Idea of state airline service didn’t pan out
The idea of saving money on thousands of trips between Reno and Las Vegas by setting up an air service for state workers just didn’t pencil out, according to Deputy Purchasing Director Kimberlee Tarter.
The idea was proposed in April and purchasing decided to issue a Request for Proposal to see what airline companies would come up with.
“It was an idea that was definitely worth looking at,” said Tarter. “It was important to us to make sure when somebody offered the idea, that there wasn’t something out there that would better serve our needs and reduce costs.”
They were hoping to reduce the use of Southwest, which cost the state $3.1 million for 31,450 flights between Reno and Las Vegas in 2007.
And Tarter said the state received responses to the idea.
“After looking at the options, it really came down to the fact that we weren’t able to come up with something to provide greater cost savings to the state than Southwest Airlines.
She said California went through a similar process and also decided to remain with Southwest.
“We canceled that solicitation after looking at the proposals,” she said. “They (Southwest) continue to provide the lowest fares and most reliable service with the greatest number of flights.”
Tarter said the best rates the state gets is about $49 each between Reno and Las Vegas. But she said that’s for flights booked 21 days in advance. Flights booked with just one day’s notice, she said, cost about $250 for a round trip between north and south.
Department heads are mandating that, except in emergency situations, all travel be planned well in advance to get that rate.
“With what happened with the budget, it’s more important to utilize that low fare option,” she said.
She said the budget shortfall has dramatically changed how most agencies handle travel.
“You don’t need to travel,” she said. “We’re doing a lot more committee meetings by way of teleconference.”
Andrew Clinger, director of administration, said video-teleconferencing equipment has gotten so much better over the past few years that it’s not necessary to travel as much anymore.

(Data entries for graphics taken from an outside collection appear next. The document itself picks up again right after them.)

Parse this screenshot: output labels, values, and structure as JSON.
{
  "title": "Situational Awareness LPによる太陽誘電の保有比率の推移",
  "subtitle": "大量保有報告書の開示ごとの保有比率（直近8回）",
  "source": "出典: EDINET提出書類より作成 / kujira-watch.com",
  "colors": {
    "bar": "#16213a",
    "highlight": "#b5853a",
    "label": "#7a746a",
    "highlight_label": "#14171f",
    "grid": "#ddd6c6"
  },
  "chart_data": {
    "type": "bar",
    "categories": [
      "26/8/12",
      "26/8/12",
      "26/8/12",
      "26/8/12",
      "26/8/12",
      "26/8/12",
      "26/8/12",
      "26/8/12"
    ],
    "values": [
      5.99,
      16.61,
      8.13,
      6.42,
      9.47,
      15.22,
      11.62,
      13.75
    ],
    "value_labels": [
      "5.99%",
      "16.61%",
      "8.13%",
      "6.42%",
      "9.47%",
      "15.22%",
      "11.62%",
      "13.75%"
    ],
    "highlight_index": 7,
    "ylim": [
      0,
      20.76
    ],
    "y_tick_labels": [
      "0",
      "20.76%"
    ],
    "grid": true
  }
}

He cited a recent meeting of the Interim Finance Committee to discuss budget cuts which was video-cast from sites in Reno, Carson City, Las Vegas and Elko. None of the lawmakers and other state officials involved had to travel to attend and participate.
As a result, the total number of state-purchased flights is expected to be down significantly this year.
Clinger said he doesn’t see that changing even after the economy recovers and the state’s financial picture improves.
Many agencies cut travel to reduce spending this year, using video teleconferencing instead. He said that money won’t be put back into budgets and he expects the video conference to become the norm.
“If it’s not part of their core business, we’ve told them not to restore travel,” he said.